Study on relationship between expression level and molecular conformations of gene drugs targeting to hepatoma cells in vitro.

AIM

To increase exogenous gene expression level by modulating molecular conformations of targeting gene drugs.

METHODS

The full length cDNAs of both P(40) and P(35) subunits of human interleukin 12 were amplified through polymerase chain reaction (PCR) and cloned into eukaryotic expressing vectors pcDNA3.1(+/-) to construct plasmids of P(+)/IL-12, P(+)/P(40) and P(-)/P(35). These plasmids were combined with ASOR-PLL to form two targeting gene drugs [ASOR-PLL-P(+)/IL-12 and ASOR-PLL-P(+)/P(40) + ASOR-PLL-P(-)/P(35)] in optimal ratios. The conformations of these two drugs at various concentrations adjuvant were examined under electron microscope (EM) and the drugs were transfected into HepG2 (ASGr+) cells. Semi-quantitative reverse transcription polymerase chain reaction (RT-PCR) was performed with total RNA extracted from the transfected cells to determine the hIL12 mRNA transcript level. The hIL12 protein in the cultured supernatant was measured with enzyme-linked immunosorbent assay (ELISA) 48 hours after transfection.

RESULTS

Targeting gene drugs, whose structures were granular and circle-like and diameters ranged from 25 nm to 150 nm, had the highest hIL-12 expression level.
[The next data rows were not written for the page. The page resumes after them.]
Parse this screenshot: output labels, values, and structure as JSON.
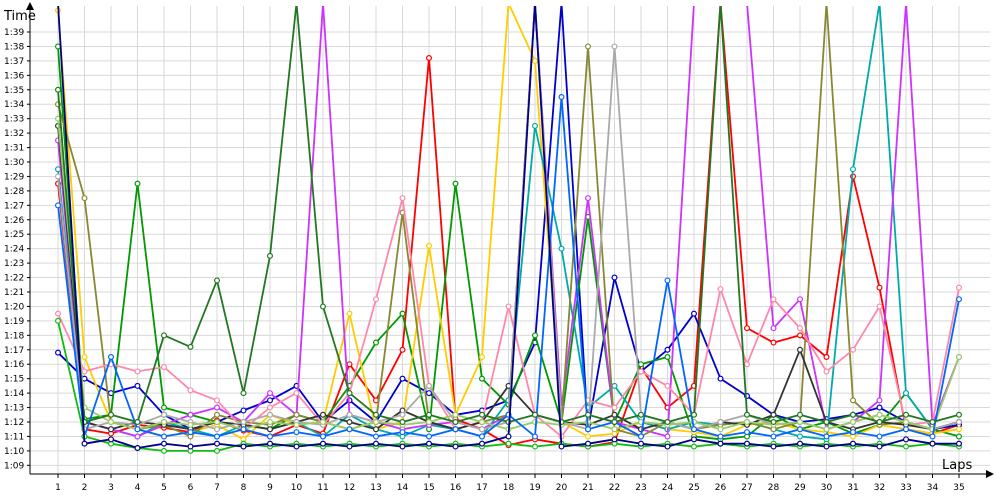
{
  "chart_data": {
    "type": "line",
    "xlabel": "Laps",
    "ylabel": "Time",
    "x": [
      1,
      2,
      3,
      4,
      5,
      6,
      7,
      8,
      9,
      10,
      11,
      12,
      13,
      14,
      15,
      16,
      17,
      18,
      19,
      20,
      21,
      22,
      23,
      24,
      25,
      26,
      27,
      28,
      29,
      30,
      31,
      32,
      33,
      34,
      35
    ],
    "y_ticks": [
      "1:09",
      "1:10",
      "1:11",
      "1:12",
      "1:13",
      "1:14",
      "1:15",
      "1:16",
      "1:17",
      "1:18",
      "1:19",
      "1:20",
      "1:21",
      "1:22",
      "1:23",
      "1:24",
      "1:25",
      "1:26",
      "1:27",
      "1:28",
      "1:29",
      "1:30",
      "1:31",
      "1:32",
      "1:33",
      "1:34",
      "1:35",
      "1:36",
      "1:37",
      "1:38",
      "1:39"
    ],
    "ylim": [
      68.4,
      100.8
    ],
    "grid": true,
    "legend": "none",
    "series": [
      {
        "color": "#ff0000",
        "values": [
          88.5,
          71.5,
          71.2,
          71.8,
          71.6,
          71.3,
          72.1,
          71.4,
          71.0,
          71.8,
          71.2,
          76.0,
          73.5,
          77.0,
          97.2,
          72.2,
          71.5,
          70.4,
          70.8,
          70.5,
          70.3,
          70.6,
          75.8,
          73.0,
          74.5,
          101,
          78.5,
          77.5,
          78.0,
          76.5,
          89.0,
          81.3,
          71.5,
          71.2,
          71.8
        ]
      },
      {
        "color": "#0000cc",
        "values": [
          76.8,
          75.0,
          74.0,
          74.5,
          72.5,
          71.5,
          72.0,
          72.8,
          73.5,
          74.5,
          72.0,
          73.5,
          72.0,
          75.0,
          74.0,
          72.5,
          72.8,
          73.5,
          77.5,
          101,
          71.5,
          82.0,
          75.5,
          77.0,
          79.5,
          75.0,
          73.8,
          72.5,
          72.0,
          72.2,
          72.5,
          73.0,
          72.0,
          71.5,
          71.8
        ]
      },
      {
        "color": "#009900",
        "values": [
          98.0,
          72.2,
          72.5,
          88.5,
          73.0,
          72.5,
          72.0,
          71.8,
          71.5,
          72.5,
          72.0,
          74.5,
          77.5,
          79.5,
          71.5,
          88.5,
          75.0,
          73.2,
          78.0,
          72.0,
          86.2,
          72.0,
          76.0,
          76.5,
          71.0,
          70.8,
          71.0,
          72.5,
          71.5,
          72.0,
          71.2,
          71.8,
          74.0,
          71.5,
          71.0
        ]
      },
      {
        "color": "#ffcc00",
        "values": [
          100.5,
          76.5,
          72.0,
          71.5,
          71.0,
          71.3,
          71.8,
          70.8,
          72.5,
          71.8,
          72.0,
          79.5,
          71.5,
          72.0,
          84.2,
          72.5,
          76.5,
          101,
          97.0,
          72.0,
          71.0,
          71.2,
          72.0,
          71.5,
          71.3,
          71.0,
          71.8,
          72.0,
          71.5,
          71.3,
          71.0,
          71.8,
          71.5,
          71.2,
          71.5
        ]
      },
      {
        "color": "#00aaaa",
        "values": [
          89.5,
          72.0,
          71.5,
          71.0,
          72.0,
          71.5,
          71.0,
          71.8,
          71.5,
          72.0,
          71.0,
          72.5,
          71.5,
          71.0,
          71.8,
          71.5,
          71.0,
          73.5,
          92.5,
          84.0,
          73.0,
          74.5,
          72.0,
          71.5,
          72.0,
          71.8,
          72.0,
          71.5,
          71.0,
          70.8,
          89.5,
          101,
          74.0,
          71.5,
          72.0
        ]
      },
      {
        "color": "#cc33ff",
        "values": [
          91.5,
          72.0,
          71.5,
          71.0,
          71.8,
          72.5,
          73.0,
          72.0,
          74.0,
          72.5,
          101,
          72.5,
          72.0,
          71.5,
          71.8,
          72.0,
          71.5,
          72.5,
          101,
          73.0,
          87.5,
          72.0,
          71.5,
          71.0,
          101,
          101,
          101,
          78.5,
          80.5,
          71.5,
          72.0,
          73.5,
          101,
          71.8,
          76.5
        ]
      },
      {
        "color": "#888833",
        "values": [
          94.0,
          87.5,
          72.0,
          71.5,
          71.8,
          71.0,
          72.5,
          72.0,
          71.8,
          72.5,
          72.0,
          71.5,
          72.0,
          86.5,
          72.0,
          71.5,
          72.0,
          72.5,
          101,
          72.0,
          98.0,
          71.5,
          71.0,
          72.0,
          71.5,
          71.8,
          72.0,
          71.5,
          72.0,
          101,
          73.5,
          71.8,
          72.0,
          71.5,
          72.0
        ]
      },
      {
        "color": "#ff88aa",
        "values": [
          79.5,
          75.5,
          76.0,
          75.5,
          75.8,
          74.2,
          73.5,
          71.5,
          73.0,
          74.0,
          71.8,
          74.0,
          80.5,
          87.5,
          74.5,
          71.5,
          72.0,
          80.0,
          72.5,
          71.0,
          73.5,
          73.0,
          75.5,
          74.5,
          72.5,
          81.2,
          76.0,
          80.5,
          78.5,
          75.5,
          77.0,
          80.0,
          71.8,
          72.0,
          81.3
        ]
      },
      {
        "color": "#333333",
        "values": [
          92.5,
          72.0,
          71.5,
          72.0,
          71.8,
          71.5,
          72.0,
          71.8,
          71.5,
          72.0,
          72.5,
          72.0,
          71.5,
          72.8,
          72.0,
          71.5,
          72.0,
          74.5,
          72.5,
          72.0,
          71.8,
          72.5,
          71.5,
          72.0,
          71.5,
          72.0,
          71.8,
          72.5,
          77.0,
          72.0,
          71.5,
          72.0,
          71.8,
          71.5,
          72.0
        ]
      },
      {
        "color": "#aaaaaa",
        "values": [
          89.0,
          71.5,
          72.0,
          71.8,
          72.5,
          72.0,
          71.5,
          72.0,
          72.5,
          72.0,
          71.8,
          72.5,
          72.0,
          72.5,
          74.5,
          72.0,
          71.5,
          72.0,
          101,
          72.0,
          71.5,
          98.0,
          72.5,
          72.0,
          71.5,
          72.0,
          72.5,
          71.8,
          72.0,
          71.5,
          72.0,
          72.5,
          72.0,
          71.5,
          72.0
        ]
      },
      {
        "color": "#99cc66",
        "values": [
          93.0,
          73.0,
          72.0,
          71.5,
          72.0,
          71.8,
          72.0,
          71.5,
          72.0,
          71.8,
          72.0,
          71.5,
          72.0,
          71.8,
          72.0,
          72.5,
          72.0,
          71.5,
          72.0,
          71.8,
          72.0,
          71.5,
          72.0,
          71.8,
          72.0,
          71.5,
          72.0,
          71.8,
          72.0,
          71.5,
          72.0,
          72.5,
          72.0,
          71.5,
          76.5
        ]
      },
      {
        "color": "#0066ff",
        "values": [
          87.0,
          71.0,
          76.5,
          71.5,
          71.0,
          71.3,
          71.0,
          71.5,
          71.0,
          71.3,
          71.0,
          71.5,
          71.0,
          71.3,
          71.0,
          71.5,
          71.0,
          72.5,
          71.0,
          94.5,
          71.5,
          72.0,
          71.0,
          81.8,
          71.5,
          71.0,
          71.3,
          71.0,
          71.5,
          71.0,
          71.3,
          71.0,
          71.5,
          71.0,
          80.5
        ]
      },
      {
        "color": "#227722",
        "values": [
          95.0,
          72.0,
          72.5,
          72.0,
          78.0,
          77.2,
          81.8,
          74.0,
          83.5,
          101,
          80.0,
          74.0,
          72.5,
          72.0,
          72.5,
          72.0,
          72.5,
          72.0,
          72.5,
          72.0,
          72.5,
          72.0,
          72.5,
          72.0,
          72.5,
          101,
          72.5,
          72.0,
          72.5,
          72.0,
          72.5,
          72.0,
          72.5,
          72.0,
          72.5
        ]
      },
      {
        "color": "#11bb11",
        "values": [
          79.0,
          71.0,
          70.5,
          70.2,
          70.0,
          70.0,
          70.0,
          70.5,
          70.3,
          70.5,
          70.3,
          70.5,
          70.3,
          70.5,
          70.3,
          70.5,
          70.3,
          70.5,
          70.3,
          70.5,
          70.3,
          70.5,
          70.3,
          70.5,
          70.3,
          70.5,
          70.3,
          70.5,
          70.3,
          70.5,
          70.3,
          70.5,
          70.3,
          70.5,
          70.3
        ]
      },
      {
        "color": "#000088",
        "values": [
          101,
          70.5,
          70.8,
          70.2,
          70.5,
          70.3,
          70.5,
          70.3,
          70.5,
          70.3,
          70.5,
          70.3,
          70.5,
          70.3,
          70.5,
          70.3,
          70.5,
          71.0,
          101,
          70.3,
          70.5,
          70.8,
          70.5,
          70.3,
          70.8,
          70.5,
          70.5,
          70.3,
          70.5,
          70.3,
          70.5,
          70.3,
          70.8,
          70.5,
          70.5
        ]
      }
    ]
  }
}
The hIL-12 expression level in the group co-transfected with ASOR-PLL-P(+)/P(40) and ASOR-PLL-P(-)/P(35) was higher than that of ASOR-PLL-P(+)/IL-12 transfected group.

CONCLUSION

The molecular conformations of targeting gene drugs play an important role in exogenous gene expression level, the best structures are granular and circle-like and their diameters range from 25 nm to 150 nm. The sizes and linking styles of exogenous genes also have some effects on their expression level.